= Frank Cherry =

Black Hebrew Israelite leader

Frank S. Cherry (c. 1875–1963) was an American man who was the founder and leader of one of the early Black Hebrew Israelite groups in the United States.

== Biography ==
Little is known about Cherry's early and adult life, other than that he was born in the Southern United States. He did not go to school but educated himself in both Hebrew and Yiddish and worked as a sailor, during which he claims to have been declared a prophet. He was a 33rd Degree Scottish Rite Mason, and member of the Big Brothers organization.

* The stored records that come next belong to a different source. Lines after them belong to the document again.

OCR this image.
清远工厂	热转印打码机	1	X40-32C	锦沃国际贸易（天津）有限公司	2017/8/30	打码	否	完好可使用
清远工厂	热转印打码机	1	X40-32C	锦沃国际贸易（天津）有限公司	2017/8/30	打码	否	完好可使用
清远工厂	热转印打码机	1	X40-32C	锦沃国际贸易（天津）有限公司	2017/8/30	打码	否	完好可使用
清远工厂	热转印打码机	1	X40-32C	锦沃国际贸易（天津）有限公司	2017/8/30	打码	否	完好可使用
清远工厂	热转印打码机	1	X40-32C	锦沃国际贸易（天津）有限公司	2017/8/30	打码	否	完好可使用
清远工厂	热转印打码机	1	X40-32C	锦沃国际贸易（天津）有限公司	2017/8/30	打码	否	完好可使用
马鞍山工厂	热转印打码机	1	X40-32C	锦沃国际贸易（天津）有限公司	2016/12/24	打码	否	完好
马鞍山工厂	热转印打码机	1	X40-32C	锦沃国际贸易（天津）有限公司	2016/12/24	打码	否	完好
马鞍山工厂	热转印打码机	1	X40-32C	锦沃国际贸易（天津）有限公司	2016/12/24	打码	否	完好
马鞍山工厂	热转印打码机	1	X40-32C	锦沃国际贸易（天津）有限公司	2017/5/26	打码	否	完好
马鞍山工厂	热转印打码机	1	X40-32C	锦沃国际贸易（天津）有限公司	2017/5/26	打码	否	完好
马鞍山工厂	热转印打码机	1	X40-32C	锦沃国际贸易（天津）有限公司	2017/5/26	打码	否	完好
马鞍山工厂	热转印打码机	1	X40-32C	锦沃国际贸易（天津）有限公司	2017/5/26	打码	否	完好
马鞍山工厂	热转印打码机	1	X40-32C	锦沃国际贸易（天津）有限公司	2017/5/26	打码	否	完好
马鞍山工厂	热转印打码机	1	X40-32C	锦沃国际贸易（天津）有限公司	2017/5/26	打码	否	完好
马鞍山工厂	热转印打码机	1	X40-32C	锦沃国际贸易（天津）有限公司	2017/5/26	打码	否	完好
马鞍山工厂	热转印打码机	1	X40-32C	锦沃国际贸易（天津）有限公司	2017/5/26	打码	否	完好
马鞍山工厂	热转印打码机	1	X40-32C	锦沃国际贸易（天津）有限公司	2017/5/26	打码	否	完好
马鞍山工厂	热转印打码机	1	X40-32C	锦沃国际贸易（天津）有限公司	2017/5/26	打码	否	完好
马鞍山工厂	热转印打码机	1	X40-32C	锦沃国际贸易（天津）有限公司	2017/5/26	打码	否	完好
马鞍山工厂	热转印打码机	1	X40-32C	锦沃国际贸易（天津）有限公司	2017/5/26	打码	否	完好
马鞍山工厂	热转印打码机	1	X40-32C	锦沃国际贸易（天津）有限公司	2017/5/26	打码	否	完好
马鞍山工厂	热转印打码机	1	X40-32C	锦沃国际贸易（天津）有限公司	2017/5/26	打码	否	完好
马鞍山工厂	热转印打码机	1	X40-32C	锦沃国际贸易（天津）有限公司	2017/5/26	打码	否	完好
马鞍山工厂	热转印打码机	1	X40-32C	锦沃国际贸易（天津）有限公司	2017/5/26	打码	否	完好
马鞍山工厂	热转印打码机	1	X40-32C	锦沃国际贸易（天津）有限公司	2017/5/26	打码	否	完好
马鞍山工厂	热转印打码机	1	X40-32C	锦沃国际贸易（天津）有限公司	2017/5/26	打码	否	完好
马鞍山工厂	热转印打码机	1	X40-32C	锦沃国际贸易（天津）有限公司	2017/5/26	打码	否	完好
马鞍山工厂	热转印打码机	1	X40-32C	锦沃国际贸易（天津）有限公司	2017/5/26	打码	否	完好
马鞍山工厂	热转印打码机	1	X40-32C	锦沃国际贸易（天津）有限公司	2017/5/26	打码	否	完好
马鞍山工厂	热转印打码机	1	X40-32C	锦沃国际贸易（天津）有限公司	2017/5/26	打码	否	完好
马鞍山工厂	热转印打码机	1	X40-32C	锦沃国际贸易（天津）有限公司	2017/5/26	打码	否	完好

Cherry claimed to have had a vision that African Americans are the descendants of the ancient Israelites, during his time abroad. He then established and led a congregation in Chattanooga, Tennessee, in 1886, where he preached that white people were inherently evil and hated by God. He would attempt to spread this belief in Philadelphia, Pennsylvania, where he established the Church of God in 1915. Tenets of his group, known as the Church of the Living God, the Pillar Ground of Truth for All Nations, were based on black nationalist rhetoric of the time and he himself was a supporter of Marcus Garvey. Cherry also espoused antisemitism, claimed that the earth is square, and professed that Jesus would return in the year 2000 to start a race war.

Cherry was engaged in construction and maintenance, working on freight ships and railroads before taking over a religious congregation. He taught that God, Jesus, Adam, and Eve were black and established the Church of the Living God, the Pillar Ground of Truth for All Nations in 1886 which has served as a focal point of the modern Black Hebrew Israelite movement.

After his death, he was succeeded as the church's leader by his son Prince Benjamin F. Cherry.

Shais Rishon, a Black Orthodox Jewish writer and activist, stated that Cherry was "a southern Baptist who never belonged nor converted to any branch of Judaism."